Play is a powerful tool through which infants, toddlers, and children learn about the world. The “muscles” of play, curiosity, and exploration are mental muscles, and like any other muscle in the body, they remain stronger the more they are used. On the other hand, if we don’t engage these mental muscles, they get dormant and weaken over time.
Cultivating creativity from early childhood involves creating an environment that allows young children to move freely but safely in open-ended play and multi-sensory experiences. This includes exposure to different materials and objects and the opportunity to independently experiment with them in an age-appropriate environment.
This is the ultimate way to allow infants’ creative brains to thrive.
The Negative Impact of Screen Time on Creativity
Extended screen time can harm and diminish a child’s natural connection to experiential and free play, during which creativity and the use of imagination flourish.

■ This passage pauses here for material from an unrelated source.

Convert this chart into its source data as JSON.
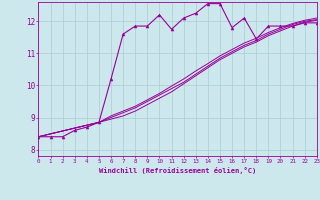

We often encounter shelves full of toys, yet children don’t always engage with them. Sometimes, they even complain of boredom, saying they have nothing to do.

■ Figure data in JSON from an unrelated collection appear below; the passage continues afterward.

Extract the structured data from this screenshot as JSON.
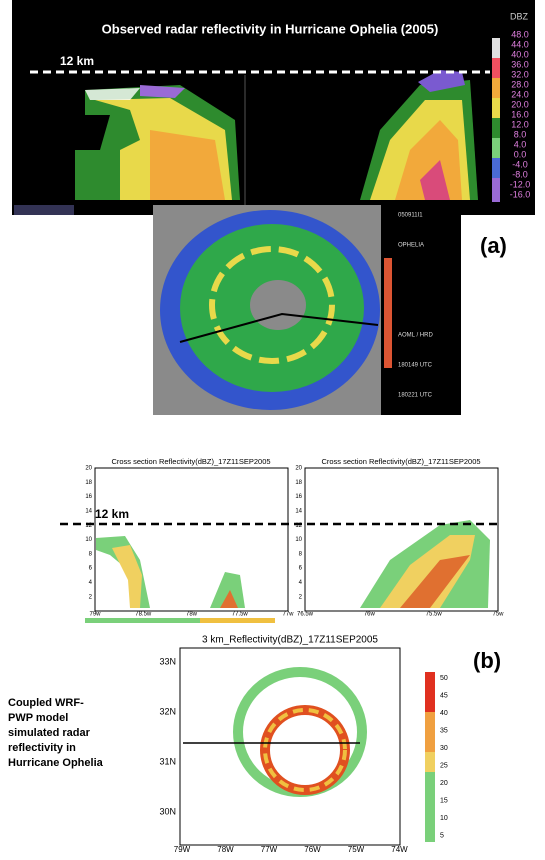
{
  "panel_a": {
    "title": "Observed radar reflectivity in Hurricane Ophelia (2005)",
    "level_label": "12 km",
    "colorbar_title": "DBZ",
    "colorbar_labels": [
      "48.0",
      "44.0",
      "40.0",
      "36.0",
      "32.0",
      "28.0",
      "24.0",
      "20.0",
      "16.0",
      "12.0",
      "8.0",
      "4.0",
      "0.0",
      "-4.0",
      "-8.0",
      "-12.0",
      "-16.0"
    ],
    "info": [
      "050911I1",
      "OPHELIA",
      "AOML / HRD",
      "180149 UTC",
      "180221 UTC"
    ],
    "panel_label": "(a)"
  },
  "panel_b": {
    "cross_sections": [
      {
        "title": "Cross section Reflectivity(dBZ)_17Z11SEP2005",
        "xticks": [
          "79w",
          "78.5w",
          "78w",
          "77.5w",
          "77w"
        ]
      },
      {
        "title": "Cross section Reflectivity(dBZ)_17Z11SEP2005",
        "xticks": [
          "76.5w",
          "76w",
          "75.5w",
          "75w"
        ]
      }
    ],
    "yticks": [
      "20",
      "18",
      "16",
      "14",
      "12",
      "10",
      "8",
      "6",
      "4",
      "2"
    ],
    "level_label": "12 km",
    "plan_title": "3 km_Reflectivity(dBZ)_17Z11SEP2005",
    "lat_labels": [
      "33N",
      "32N",
      "31N",
      "30N"
    ],
    "lon_labels": [
      "79W",
      "78W",
      "77W",
      "76W",
      "75W",
      "74W"
    ],
    "colorbar_labels": [
      "50",
      "45",
      "40",
      "35",
      "30",
      "25",
      "20",
      "15",
      "10",
      "5"
    ],
    "panel_label": "(b)",
    "caption": [
      "Coupled WRF-",
      "PWP model",
      "simulated radar",
      "reflectivity in",
      "Hurricane Ophelia"
    ]
  }
}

The habit of being in a screen-dominated environment disrupts the place where exploration, imagination, associative thinking, and the desire to animate inanimate objects merge with great power.

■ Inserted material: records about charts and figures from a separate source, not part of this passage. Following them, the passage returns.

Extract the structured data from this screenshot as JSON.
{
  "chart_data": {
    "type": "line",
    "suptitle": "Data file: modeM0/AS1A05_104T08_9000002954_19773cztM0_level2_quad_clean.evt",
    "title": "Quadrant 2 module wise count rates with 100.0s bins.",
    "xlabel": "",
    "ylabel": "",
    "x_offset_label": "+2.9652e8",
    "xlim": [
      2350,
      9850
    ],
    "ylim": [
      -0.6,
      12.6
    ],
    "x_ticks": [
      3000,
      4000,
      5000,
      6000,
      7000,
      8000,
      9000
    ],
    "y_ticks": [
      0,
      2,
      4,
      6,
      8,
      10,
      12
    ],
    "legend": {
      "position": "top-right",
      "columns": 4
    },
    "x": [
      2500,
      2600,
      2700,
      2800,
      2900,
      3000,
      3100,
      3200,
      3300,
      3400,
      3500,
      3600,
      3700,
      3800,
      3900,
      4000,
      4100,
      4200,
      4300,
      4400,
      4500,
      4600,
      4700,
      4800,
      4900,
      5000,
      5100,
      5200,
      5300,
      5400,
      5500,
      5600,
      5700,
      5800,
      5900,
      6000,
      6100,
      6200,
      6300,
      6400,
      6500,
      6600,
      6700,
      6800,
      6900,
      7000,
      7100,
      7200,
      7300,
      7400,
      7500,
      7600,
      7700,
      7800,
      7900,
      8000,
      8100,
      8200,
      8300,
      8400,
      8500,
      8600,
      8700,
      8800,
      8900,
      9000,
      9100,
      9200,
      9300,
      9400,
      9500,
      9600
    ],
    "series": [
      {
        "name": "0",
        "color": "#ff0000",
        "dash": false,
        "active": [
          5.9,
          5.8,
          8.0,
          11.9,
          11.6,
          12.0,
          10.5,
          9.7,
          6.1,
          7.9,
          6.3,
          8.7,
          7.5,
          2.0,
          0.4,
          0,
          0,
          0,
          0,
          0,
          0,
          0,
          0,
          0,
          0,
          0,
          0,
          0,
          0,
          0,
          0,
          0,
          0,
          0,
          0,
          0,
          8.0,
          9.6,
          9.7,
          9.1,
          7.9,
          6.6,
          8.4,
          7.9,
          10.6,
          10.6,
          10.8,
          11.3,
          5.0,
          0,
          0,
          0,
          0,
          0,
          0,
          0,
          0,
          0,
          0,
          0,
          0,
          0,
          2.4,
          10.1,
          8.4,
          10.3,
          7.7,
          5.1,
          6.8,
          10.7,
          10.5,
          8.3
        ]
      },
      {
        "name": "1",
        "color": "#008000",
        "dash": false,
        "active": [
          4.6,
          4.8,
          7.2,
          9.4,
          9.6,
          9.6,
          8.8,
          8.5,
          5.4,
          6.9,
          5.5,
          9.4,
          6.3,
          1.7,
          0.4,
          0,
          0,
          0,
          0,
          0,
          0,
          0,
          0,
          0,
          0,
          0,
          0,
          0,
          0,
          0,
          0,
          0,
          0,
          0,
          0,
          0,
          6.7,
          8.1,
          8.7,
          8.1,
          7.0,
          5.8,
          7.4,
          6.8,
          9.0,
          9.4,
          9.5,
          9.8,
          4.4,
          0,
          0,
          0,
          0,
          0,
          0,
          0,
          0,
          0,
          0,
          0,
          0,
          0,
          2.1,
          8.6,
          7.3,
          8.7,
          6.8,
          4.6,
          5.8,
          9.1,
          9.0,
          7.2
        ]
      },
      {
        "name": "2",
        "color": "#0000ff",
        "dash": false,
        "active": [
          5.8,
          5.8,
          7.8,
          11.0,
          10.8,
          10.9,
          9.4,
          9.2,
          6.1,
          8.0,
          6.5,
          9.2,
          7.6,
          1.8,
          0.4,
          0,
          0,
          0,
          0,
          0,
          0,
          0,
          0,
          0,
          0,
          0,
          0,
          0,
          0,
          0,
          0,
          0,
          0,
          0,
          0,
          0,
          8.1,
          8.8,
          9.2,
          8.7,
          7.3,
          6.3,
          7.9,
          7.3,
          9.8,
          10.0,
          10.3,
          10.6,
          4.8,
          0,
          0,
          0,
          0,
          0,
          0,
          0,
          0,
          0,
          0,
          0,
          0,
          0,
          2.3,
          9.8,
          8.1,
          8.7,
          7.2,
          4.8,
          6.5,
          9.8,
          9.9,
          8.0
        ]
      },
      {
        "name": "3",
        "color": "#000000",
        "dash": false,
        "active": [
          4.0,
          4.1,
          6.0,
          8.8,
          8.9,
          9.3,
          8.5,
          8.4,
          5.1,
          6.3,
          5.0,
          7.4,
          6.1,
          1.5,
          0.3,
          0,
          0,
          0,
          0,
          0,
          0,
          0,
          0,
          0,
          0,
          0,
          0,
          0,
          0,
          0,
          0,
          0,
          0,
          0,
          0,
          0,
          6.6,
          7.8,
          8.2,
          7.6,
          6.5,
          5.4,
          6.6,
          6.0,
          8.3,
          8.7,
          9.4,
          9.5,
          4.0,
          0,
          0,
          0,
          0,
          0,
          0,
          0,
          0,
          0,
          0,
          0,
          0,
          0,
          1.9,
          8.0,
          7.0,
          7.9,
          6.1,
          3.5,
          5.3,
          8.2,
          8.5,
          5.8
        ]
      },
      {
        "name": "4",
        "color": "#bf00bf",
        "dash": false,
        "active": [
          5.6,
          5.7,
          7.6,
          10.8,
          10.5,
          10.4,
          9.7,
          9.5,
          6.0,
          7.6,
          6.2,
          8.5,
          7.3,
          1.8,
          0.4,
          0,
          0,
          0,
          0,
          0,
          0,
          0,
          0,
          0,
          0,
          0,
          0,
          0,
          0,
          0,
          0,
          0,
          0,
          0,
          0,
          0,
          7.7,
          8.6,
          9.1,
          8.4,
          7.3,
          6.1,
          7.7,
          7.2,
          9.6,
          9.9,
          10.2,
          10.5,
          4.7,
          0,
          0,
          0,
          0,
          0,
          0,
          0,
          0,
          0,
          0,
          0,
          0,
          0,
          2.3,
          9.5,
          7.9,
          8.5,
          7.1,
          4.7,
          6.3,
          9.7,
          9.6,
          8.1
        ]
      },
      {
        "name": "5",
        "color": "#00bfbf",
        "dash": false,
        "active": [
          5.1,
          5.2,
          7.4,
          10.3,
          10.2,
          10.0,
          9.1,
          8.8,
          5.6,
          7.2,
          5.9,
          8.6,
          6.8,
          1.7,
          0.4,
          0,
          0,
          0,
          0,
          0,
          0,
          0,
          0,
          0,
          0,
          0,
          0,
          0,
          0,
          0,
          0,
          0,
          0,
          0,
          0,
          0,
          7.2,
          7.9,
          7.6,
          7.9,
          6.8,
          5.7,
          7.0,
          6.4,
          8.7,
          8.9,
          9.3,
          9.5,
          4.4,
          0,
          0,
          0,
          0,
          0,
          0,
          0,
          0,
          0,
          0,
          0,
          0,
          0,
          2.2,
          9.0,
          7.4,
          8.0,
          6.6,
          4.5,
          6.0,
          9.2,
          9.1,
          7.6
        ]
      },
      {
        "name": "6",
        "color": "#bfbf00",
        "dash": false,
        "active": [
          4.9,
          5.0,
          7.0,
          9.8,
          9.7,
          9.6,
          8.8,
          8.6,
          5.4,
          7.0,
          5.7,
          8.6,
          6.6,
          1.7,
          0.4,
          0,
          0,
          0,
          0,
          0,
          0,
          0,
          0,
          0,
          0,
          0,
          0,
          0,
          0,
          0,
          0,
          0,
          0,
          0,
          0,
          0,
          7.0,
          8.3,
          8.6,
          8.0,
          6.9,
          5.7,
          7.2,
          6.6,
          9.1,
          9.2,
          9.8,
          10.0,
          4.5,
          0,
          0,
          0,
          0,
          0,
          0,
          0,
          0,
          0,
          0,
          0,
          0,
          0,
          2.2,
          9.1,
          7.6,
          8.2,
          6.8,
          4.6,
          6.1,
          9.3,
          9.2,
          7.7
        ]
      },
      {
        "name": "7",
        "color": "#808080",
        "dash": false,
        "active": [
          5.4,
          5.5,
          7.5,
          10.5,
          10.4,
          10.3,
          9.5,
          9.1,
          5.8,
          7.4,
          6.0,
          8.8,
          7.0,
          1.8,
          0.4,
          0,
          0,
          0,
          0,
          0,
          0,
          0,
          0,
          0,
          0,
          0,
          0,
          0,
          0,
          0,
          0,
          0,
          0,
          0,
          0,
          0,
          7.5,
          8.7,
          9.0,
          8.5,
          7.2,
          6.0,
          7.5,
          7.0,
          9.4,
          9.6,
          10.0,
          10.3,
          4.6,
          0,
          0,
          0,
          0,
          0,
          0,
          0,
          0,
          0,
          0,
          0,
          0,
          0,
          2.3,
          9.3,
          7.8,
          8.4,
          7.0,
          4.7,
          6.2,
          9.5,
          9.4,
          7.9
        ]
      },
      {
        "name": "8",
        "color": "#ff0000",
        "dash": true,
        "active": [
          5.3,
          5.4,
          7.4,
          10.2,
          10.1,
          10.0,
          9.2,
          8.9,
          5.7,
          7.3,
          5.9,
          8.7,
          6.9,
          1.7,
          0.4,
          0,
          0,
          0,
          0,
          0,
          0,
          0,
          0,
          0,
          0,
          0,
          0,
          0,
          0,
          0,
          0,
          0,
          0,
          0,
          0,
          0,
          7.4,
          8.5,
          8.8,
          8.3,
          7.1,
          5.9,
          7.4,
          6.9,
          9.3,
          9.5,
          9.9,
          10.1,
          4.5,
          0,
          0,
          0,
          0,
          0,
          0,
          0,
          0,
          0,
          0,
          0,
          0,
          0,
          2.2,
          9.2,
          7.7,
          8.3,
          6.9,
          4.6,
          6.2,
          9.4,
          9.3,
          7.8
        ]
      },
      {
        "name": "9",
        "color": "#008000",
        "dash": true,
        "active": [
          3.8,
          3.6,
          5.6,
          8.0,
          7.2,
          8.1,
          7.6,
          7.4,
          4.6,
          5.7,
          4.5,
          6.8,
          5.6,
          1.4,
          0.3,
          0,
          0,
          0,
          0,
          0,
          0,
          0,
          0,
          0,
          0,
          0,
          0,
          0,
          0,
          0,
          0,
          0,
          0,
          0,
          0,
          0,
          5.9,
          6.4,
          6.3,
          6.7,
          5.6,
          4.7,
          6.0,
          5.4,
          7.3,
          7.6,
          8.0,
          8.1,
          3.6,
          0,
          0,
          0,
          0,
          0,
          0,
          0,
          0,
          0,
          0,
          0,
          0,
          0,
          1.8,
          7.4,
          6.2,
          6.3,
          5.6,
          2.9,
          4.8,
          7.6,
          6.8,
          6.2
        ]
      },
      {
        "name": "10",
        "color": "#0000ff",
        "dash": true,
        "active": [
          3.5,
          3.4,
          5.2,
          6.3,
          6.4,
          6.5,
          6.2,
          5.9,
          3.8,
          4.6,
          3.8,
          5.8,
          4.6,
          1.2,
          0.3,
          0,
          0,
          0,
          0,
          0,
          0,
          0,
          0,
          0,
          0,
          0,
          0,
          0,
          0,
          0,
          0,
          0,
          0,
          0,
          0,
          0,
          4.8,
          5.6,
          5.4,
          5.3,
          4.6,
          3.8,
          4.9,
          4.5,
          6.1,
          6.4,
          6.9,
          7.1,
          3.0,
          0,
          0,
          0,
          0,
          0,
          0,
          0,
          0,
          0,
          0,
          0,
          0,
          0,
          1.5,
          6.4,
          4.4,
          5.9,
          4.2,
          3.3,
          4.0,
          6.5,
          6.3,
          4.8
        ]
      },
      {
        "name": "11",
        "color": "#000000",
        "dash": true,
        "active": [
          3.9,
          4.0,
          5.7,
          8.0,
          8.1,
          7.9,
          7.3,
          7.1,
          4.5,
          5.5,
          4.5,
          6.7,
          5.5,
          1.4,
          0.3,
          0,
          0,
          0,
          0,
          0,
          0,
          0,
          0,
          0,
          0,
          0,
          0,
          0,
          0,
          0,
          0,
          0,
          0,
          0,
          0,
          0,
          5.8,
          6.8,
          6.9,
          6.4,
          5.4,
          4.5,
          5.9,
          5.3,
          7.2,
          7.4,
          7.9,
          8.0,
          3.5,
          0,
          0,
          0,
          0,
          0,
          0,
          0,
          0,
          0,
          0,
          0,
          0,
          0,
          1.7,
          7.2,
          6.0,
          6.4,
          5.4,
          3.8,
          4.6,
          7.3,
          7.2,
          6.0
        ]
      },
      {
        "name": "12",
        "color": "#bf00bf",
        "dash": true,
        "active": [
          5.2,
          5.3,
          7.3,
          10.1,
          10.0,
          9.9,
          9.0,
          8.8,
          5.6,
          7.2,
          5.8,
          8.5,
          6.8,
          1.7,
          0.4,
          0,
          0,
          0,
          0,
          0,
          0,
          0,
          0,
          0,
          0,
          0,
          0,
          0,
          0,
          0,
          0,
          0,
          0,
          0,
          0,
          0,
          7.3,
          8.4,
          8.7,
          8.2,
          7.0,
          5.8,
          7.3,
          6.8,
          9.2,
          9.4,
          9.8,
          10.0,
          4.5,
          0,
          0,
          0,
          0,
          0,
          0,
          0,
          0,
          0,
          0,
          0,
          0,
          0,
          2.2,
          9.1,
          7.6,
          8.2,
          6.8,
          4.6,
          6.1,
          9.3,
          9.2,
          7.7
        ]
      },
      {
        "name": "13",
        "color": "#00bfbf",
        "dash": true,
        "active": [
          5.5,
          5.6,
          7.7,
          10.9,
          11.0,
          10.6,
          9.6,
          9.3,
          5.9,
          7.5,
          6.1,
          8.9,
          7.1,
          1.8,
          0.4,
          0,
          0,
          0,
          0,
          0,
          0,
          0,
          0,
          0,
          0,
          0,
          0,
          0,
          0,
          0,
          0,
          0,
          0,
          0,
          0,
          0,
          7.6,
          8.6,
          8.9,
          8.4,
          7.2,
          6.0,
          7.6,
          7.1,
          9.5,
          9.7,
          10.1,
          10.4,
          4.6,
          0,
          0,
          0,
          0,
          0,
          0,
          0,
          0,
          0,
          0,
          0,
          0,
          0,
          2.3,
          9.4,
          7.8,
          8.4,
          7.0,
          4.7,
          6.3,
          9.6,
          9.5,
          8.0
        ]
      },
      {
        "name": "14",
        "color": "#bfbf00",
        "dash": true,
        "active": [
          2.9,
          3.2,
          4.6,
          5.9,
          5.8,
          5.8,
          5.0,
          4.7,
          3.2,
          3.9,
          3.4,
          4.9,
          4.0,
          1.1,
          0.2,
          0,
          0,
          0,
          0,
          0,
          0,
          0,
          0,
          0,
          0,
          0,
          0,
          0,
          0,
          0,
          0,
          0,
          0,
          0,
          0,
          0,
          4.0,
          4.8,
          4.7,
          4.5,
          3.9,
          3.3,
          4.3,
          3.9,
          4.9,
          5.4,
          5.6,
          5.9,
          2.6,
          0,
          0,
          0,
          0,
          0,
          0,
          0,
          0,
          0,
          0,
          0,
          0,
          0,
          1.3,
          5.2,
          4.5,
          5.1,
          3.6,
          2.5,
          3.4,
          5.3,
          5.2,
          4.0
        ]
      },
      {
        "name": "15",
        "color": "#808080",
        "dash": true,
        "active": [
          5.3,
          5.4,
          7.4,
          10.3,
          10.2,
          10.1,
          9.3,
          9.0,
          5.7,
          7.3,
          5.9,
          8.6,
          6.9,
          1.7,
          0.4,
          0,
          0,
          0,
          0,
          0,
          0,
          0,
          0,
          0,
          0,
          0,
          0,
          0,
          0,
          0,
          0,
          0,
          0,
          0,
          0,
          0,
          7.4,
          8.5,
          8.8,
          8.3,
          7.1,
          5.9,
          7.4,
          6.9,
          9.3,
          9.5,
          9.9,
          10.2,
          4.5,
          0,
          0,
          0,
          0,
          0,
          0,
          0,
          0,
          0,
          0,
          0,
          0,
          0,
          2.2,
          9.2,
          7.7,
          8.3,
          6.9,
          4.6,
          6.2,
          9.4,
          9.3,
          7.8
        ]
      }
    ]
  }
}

Therefore, controlled exposure to screens and setting limits are necessary if we want children who choose on their own to spend extended periods away from screens.
Ways to Foster Creative Thinking and Imagination from Early Childhood
The confusion that exists among parents today is understandable. The world has been filled with new and attractive products that seem to match the development of the modern child and are even needed to raise children well adapted to the changing era.
However, human evolution can never keep pace with technological progress. Environmental factors that supported the development of babies and children 100 years ago are still wonderfully adapted to their developmental needs today. Past games’ simplicity and fundamental nature continue to comprehensively support children’s physical and emotional needs, even in today’s modern era.
Therefore, the most basic, unrefined stimuli of the past—such as nature and its many treasures, playing with various materials, walking on textured surfaces, or exposure to different types of physical activity—continue to do an excellent job promoting body and brain development.
How to Create a Screen-Free Play Environment in Early Childhood
When my three children were young, I carefully created an environment that encouraged them to explore naturally and stay engaged without external interference. I enjoyed searching for non-electronic toys and games that would stimulate them to explore and experiment with different skills. I sought games that enhanced cognition, developed motor skills, and engaged the multisensory system.
I provided them with games that encouraged open-ended play and nurtured their imagination. I also included different types of balls of various sizes and shapes, each offering unique possibilities for play and practicing the most basic ball skills, such as throwing and catching, rolling, and bouncing, as well as skills such as power regulation, balance, coordination, speed, agility, and time reaction.
Creating an exploratory space that doesn’t overwhelm but gradually exposes children to a rich and wide range of materials and tools allows the mind to enter the realm of imagination and become deeply engaged in developmentally supportive activities for an extended period. These activities harmonize with the body’s needs, fill the soul with joy, and truly embrace the essence of childhood!